After the period of the Upanishads we know from two countermovements against the Brahminical tradition, namely Jainism and Buddhism. Both movements do not presuppose the Vedas (nastika). But also the latter convictions like the six schools above acccept the concepts of Karma and Moksha as a matter of course. They consider release from the cycle of rebirth the highest goal for mankind.
The only school which released itself from all named presuppositions is the Charvaka school. The Charvakas brought fresh thoughts into the discussion like the value of observation or the questioning of theism. Probably one can compare their issues with issues of the Ionian philosophers of nature.
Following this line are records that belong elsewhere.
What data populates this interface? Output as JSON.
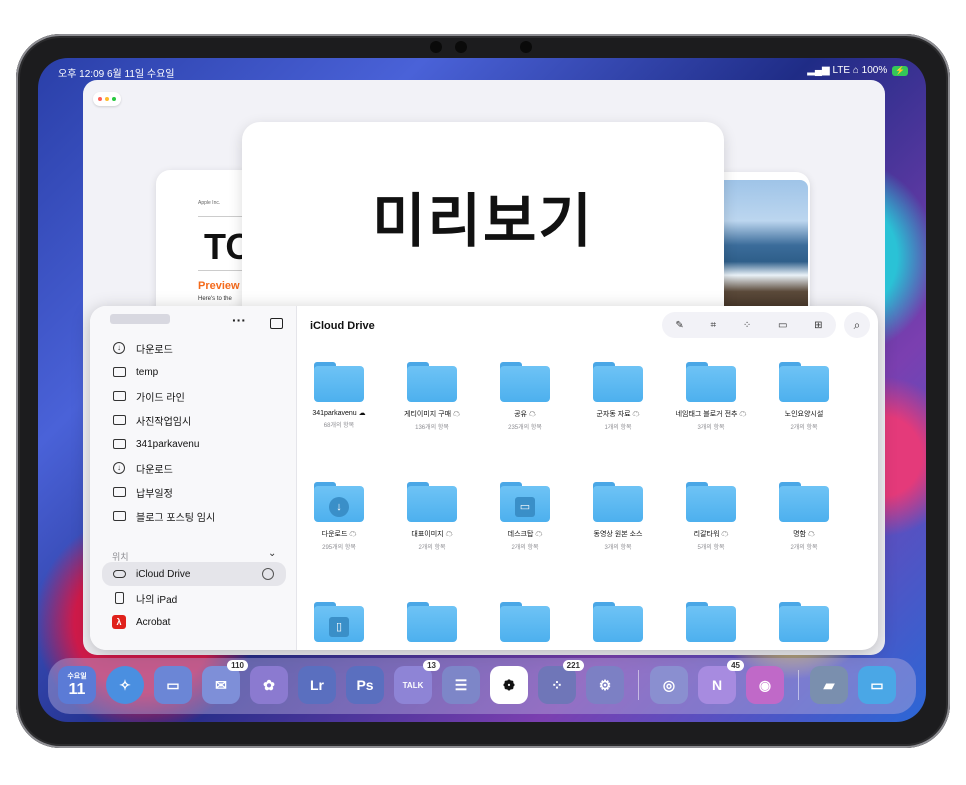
{
  "status": {
    "time_date": "오후 12:09  6월 11일 수요일",
    "right": "LTE ⌂ 100%"
  },
  "background_window": {
    "center_title": "미리보기",
    "left_card": {
      "company": "Apple Inc.",
      "heading": "TO",
      "preview": "Preview",
      "body": "Here's to the"
    }
  },
  "sidebar": {
    "items": [
      {
        "label": "다운로드",
        "icon": "download-icon"
      },
      {
        "label": "temp",
        "icon": "folder-icon"
      },
      {
        "label": "가이드 라인",
        "icon": "folder-icon"
      },
      {
        "label": "사진작업임시",
        "icon": "folder-icon"
      },
      {
        "label": "341parkavenu",
        "icon": "folder-icon"
      },
      {
        "label": "다운로드",
        "icon": "download-icon"
      },
      {
        "label": "납부일정",
        "icon": "folder-icon"
      },
      {
        "label": "블로그 포스팅 임시",
        "icon": "folder-icon"
      }
    ],
    "section_label": "위치",
    "locations": [
      {
        "label": "iCloud Drive",
        "icon": "cloud-icon"
      },
      {
        "label": "나의 iPad",
        "icon": "ipad-icon"
      },
      {
        "label": "Acrobat",
        "icon": "acrobat-icon"
      }
    ]
  },
  "main": {
    "title": "iCloud Drive",
    "folders": [
      {
        "name": "341parkavenu ☁",
        "count": "68개의 항목"
      },
      {
        "name": "게티이미지 구매 ☁",
        "count": "136개의 항목"
      },
      {
        "name": "공유 ☁",
        "count": "235개의 항목"
      },
      {
        "name": "군자동 자료 ☁",
        "count": "1개의 항목"
      },
      {
        "name": "네임태그 블로거 전추 ☁",
        "count": "3개의 항목"
      },
      {
        "name": "노인요양시설",
        "count": "2개의 항목"
      },
      {
        "name": "다운로드 ☁",
        "count": "295개의 항목"
      },
      {
        "name": "대표이미지 ☁",
        "count": "2개의 항목"
      },
      {
        "name": "데스크탑 ☁",
        "count": "2개의 항목"
      },
      {
        "name": "동영상 원본 소스",
        "count": "3개의 항목"
      },
      {
        "name": "리갈타워 ☁",
        "count": "5개의 항목"
      },
      {
        "name": "명함 ☁",
        "count": "2개의 항목"
      }
    ]
  },
  "dock": {
    "calendar_day": "수요일",
    "calendar_date": "11",
    "mail_badge": "110",
    "talk_badge": "13",
    "apps_badge": "221",
    "notion_badge": "45",
    "lr": "Lr",
    "ps": "Ps",
    "talk": "TALK",
    "notion": "N"
  }
}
And their emphasis on observation reminds one to the empiricism of David Hume.
All philosophical streams considered so far were active long before the investigations of modern science. Hence they could not include this broader horizon of knowledge, e.g. they could not draw conclusions from the results of current physics, psychology, biology or neurosicence. At best, their basis was precise observation of phenomena from every day life and adding some general speculations.
On the other hand, in Western philosophy we observe a strong impact of Newtonian physics to the philosophy of Kant and presently some joint work of cognitive scientists and neuroscientists. I do not know about similar developments in Indian philosophy. I am sceptical whether Indian philosophy fullfills the strict standards concerning definition, terminology and argumentation of e.g., Western analytical philosophy or Western philosophy of science. But I would like to learn which alternative standards are valid for Indian philosophy.
I found helpful the following secondary sources:
- Audi, Robert: The Cambridge Dictionary of Philosophy, 3rd edition, 2015. Keyword: Indian philosophy.
- Dasgupta, Surendranath: A History of Indian Philosophy, Vol.1, 1922
- Ganeri, Jornadon: Philosophy in Classical India. 2009
Concerning the philosophical content of yin and yang you may compare from philosophy beta:
What do we learn about the sun when applying the yin and yang viewpoint?
and as an example:
Chinese Philosophy: the yin aspects of the sun
My personal opinion: Concerning terms like ki (japan) or brahman, atman (sanskrit) I often ask myself whether people in modern times use these terms as empty formulas. They project into these terms all what they consider fundamental, of high value and important. So one cannot fix a precise philosophical meaning of these terms.